My part of the country (Southern Illinois) didn’t get much in the way of ‘settlements’ until the mid-1800s, and by the time there was sufficient population to support such crafts as furniture making, the industrial revolution kicked in and mass-produced items were the order of the day. That, to me, explains the lack of woodworking handtools in general in the rural areas around here.

-- Don't anthropomorphize your handplanes. They hate it when you do that. -- OldTools Archive --

View theoldfart's profile

theoldfart

8131 posts in 1918 days


#14 posted 02-02-2015 08:28 PM

Iv’e heard that the folks from Tool Barn/Liberty like to rust hunt here in MA because of all the pattern makers. Patrick Leach also is from here and I assume does a little local hunting as well.

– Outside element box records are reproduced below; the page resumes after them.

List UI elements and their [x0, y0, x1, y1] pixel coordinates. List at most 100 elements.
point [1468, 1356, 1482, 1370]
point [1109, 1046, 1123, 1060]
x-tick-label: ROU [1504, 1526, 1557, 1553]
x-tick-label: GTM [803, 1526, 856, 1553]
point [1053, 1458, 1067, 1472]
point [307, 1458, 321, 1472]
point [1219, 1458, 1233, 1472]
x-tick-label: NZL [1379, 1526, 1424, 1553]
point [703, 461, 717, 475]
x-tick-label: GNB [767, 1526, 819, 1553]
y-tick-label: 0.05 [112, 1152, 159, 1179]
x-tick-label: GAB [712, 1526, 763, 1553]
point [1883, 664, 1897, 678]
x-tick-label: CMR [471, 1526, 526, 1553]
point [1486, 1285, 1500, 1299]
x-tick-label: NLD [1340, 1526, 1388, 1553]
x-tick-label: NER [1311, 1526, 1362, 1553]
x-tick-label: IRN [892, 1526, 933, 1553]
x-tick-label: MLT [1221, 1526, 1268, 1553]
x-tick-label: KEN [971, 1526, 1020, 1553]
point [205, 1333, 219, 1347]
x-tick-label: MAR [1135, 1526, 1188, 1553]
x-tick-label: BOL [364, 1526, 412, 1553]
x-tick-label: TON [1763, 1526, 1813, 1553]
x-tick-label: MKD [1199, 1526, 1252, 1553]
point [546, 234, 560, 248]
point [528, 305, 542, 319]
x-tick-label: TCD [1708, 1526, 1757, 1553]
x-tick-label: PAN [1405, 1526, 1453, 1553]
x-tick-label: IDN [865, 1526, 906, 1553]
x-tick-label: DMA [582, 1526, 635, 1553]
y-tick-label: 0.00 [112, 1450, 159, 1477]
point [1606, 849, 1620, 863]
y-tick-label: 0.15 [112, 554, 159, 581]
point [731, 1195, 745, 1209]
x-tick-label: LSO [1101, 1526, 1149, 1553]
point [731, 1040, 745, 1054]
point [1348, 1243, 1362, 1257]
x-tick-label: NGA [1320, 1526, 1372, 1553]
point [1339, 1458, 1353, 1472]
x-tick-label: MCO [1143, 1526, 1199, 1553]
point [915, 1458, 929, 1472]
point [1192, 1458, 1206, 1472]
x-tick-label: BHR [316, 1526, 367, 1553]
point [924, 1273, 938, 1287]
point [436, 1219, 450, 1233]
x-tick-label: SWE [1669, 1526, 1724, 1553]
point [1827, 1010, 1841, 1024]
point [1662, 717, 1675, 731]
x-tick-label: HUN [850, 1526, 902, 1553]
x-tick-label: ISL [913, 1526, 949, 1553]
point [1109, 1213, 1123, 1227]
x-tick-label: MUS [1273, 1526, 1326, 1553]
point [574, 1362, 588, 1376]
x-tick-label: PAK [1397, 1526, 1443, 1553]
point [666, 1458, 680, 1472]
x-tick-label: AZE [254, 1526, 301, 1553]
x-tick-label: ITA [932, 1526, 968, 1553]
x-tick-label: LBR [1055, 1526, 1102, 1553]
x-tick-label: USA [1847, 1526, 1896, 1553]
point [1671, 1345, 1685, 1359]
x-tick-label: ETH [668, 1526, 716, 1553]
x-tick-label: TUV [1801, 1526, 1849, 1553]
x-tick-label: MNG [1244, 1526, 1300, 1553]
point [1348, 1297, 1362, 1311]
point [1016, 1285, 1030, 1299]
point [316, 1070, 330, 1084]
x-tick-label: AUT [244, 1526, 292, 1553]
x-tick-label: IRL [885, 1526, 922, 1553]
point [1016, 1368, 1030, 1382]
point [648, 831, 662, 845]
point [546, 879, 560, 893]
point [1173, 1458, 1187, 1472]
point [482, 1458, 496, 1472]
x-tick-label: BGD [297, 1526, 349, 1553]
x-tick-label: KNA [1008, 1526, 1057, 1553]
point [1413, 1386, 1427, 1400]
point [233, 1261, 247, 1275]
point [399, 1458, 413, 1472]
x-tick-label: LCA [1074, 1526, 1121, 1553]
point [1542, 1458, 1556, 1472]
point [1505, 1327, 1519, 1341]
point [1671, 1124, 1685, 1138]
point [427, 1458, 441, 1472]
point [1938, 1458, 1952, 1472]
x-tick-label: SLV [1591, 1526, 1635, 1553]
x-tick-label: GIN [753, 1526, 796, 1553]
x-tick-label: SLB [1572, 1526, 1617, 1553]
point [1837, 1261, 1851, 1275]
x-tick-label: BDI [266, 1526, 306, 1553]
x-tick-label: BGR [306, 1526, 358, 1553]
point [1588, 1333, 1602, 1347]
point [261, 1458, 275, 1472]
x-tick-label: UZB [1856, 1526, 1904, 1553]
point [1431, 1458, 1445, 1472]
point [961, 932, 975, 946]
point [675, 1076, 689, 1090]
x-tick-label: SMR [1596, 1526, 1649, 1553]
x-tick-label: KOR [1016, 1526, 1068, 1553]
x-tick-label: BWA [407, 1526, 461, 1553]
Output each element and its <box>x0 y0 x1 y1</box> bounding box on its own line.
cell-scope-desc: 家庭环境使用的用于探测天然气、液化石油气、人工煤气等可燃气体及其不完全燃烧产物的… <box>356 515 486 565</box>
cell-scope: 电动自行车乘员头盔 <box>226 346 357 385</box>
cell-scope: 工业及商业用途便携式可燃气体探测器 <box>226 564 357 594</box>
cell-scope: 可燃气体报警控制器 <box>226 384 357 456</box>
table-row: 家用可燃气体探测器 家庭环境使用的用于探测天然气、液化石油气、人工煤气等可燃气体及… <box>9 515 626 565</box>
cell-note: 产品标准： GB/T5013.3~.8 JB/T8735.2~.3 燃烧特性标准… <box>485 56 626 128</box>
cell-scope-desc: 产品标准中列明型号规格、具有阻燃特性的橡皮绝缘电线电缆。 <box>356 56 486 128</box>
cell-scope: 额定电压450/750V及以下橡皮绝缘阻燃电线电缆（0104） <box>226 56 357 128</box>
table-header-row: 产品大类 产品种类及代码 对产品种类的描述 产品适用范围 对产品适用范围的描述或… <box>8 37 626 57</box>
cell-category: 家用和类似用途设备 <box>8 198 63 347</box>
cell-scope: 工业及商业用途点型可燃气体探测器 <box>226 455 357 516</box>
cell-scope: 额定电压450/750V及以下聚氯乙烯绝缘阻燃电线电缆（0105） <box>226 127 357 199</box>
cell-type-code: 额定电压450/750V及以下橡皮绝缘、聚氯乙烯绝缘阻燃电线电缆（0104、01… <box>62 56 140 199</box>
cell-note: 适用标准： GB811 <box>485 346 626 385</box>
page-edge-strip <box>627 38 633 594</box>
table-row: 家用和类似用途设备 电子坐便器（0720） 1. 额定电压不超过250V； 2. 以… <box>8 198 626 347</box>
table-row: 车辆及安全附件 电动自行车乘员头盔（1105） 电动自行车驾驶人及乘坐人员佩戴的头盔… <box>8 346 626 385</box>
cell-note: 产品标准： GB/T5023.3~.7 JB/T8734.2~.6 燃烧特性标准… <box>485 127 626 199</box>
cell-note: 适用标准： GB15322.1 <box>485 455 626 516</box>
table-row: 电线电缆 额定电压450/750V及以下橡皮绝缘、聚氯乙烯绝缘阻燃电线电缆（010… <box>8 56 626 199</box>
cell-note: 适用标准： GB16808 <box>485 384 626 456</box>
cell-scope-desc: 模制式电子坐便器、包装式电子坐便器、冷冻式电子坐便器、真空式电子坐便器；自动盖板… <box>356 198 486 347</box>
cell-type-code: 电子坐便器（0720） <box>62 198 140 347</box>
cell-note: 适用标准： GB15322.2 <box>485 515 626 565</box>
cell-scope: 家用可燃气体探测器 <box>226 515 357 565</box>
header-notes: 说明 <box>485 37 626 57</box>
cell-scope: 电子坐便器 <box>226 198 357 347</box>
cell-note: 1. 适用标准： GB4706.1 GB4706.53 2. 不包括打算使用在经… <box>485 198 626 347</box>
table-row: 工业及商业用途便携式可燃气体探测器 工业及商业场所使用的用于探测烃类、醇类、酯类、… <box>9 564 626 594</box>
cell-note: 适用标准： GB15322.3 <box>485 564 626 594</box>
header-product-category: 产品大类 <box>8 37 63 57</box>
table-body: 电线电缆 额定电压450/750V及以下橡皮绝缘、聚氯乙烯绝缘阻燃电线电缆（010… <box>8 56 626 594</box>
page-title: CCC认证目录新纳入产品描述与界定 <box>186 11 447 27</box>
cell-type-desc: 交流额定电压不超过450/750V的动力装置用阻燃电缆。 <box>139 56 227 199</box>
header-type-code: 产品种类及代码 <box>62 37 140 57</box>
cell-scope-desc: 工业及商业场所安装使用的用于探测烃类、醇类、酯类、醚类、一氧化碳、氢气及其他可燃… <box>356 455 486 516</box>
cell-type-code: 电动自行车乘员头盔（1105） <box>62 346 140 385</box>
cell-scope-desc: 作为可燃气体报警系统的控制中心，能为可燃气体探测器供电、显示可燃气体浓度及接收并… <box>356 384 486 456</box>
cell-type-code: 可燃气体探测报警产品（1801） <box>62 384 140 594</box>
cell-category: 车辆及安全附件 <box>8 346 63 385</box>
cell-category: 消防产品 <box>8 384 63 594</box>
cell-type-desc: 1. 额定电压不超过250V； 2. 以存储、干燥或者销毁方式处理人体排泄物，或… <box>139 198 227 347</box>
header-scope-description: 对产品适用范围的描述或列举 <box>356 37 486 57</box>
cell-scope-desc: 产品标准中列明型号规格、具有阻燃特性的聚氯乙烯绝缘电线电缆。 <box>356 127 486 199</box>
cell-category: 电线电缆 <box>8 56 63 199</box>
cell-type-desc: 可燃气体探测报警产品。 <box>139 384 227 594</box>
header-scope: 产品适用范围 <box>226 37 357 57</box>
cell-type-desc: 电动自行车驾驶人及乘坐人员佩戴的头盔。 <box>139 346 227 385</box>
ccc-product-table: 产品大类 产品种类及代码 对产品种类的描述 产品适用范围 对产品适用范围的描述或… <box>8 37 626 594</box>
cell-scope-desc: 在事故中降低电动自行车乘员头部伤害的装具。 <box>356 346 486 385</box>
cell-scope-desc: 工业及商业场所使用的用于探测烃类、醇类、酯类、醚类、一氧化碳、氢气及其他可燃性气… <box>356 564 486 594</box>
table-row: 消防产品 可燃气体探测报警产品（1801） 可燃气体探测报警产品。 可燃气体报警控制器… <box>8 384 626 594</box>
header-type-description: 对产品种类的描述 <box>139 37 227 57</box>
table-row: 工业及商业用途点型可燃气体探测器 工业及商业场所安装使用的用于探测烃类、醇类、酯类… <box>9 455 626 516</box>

-- "With every tool obtained, there is another that is needed" DonW ( Kevin )

View GrandpaLen's profile

GrandpaLen

1643 posts in 1739 days


#15 posted 02-03-2015 08:09 PM

Smitty,
As always, news from your corner of the world is interesting, enlightening and entertaining.
If you were to load this chest into your buckboard, or pick-up, and travel to a work-site 5-7 days a week, that in it’s self would be the incentive to get just the ‘users’ organized and fit into this chest, or chests, which ever the case might be.
Personally, I find working from a single chest in the shop at least, a little more than cumbersome.
(i.e. Band-Aids on 3 fingers and the thumb of my right hand, but still doable.) ;-)

I realize that is not what your challenge was all about. Kudos to your fortitude and thanks for taking us along and keeping us posted on your Journey.

Work Safely and have Fun. – Len

-- Mother Nature should be proud of what you've done with her tree. - Len ...just north of a stone's throw from the oHIo, river that is, in So. Indiana.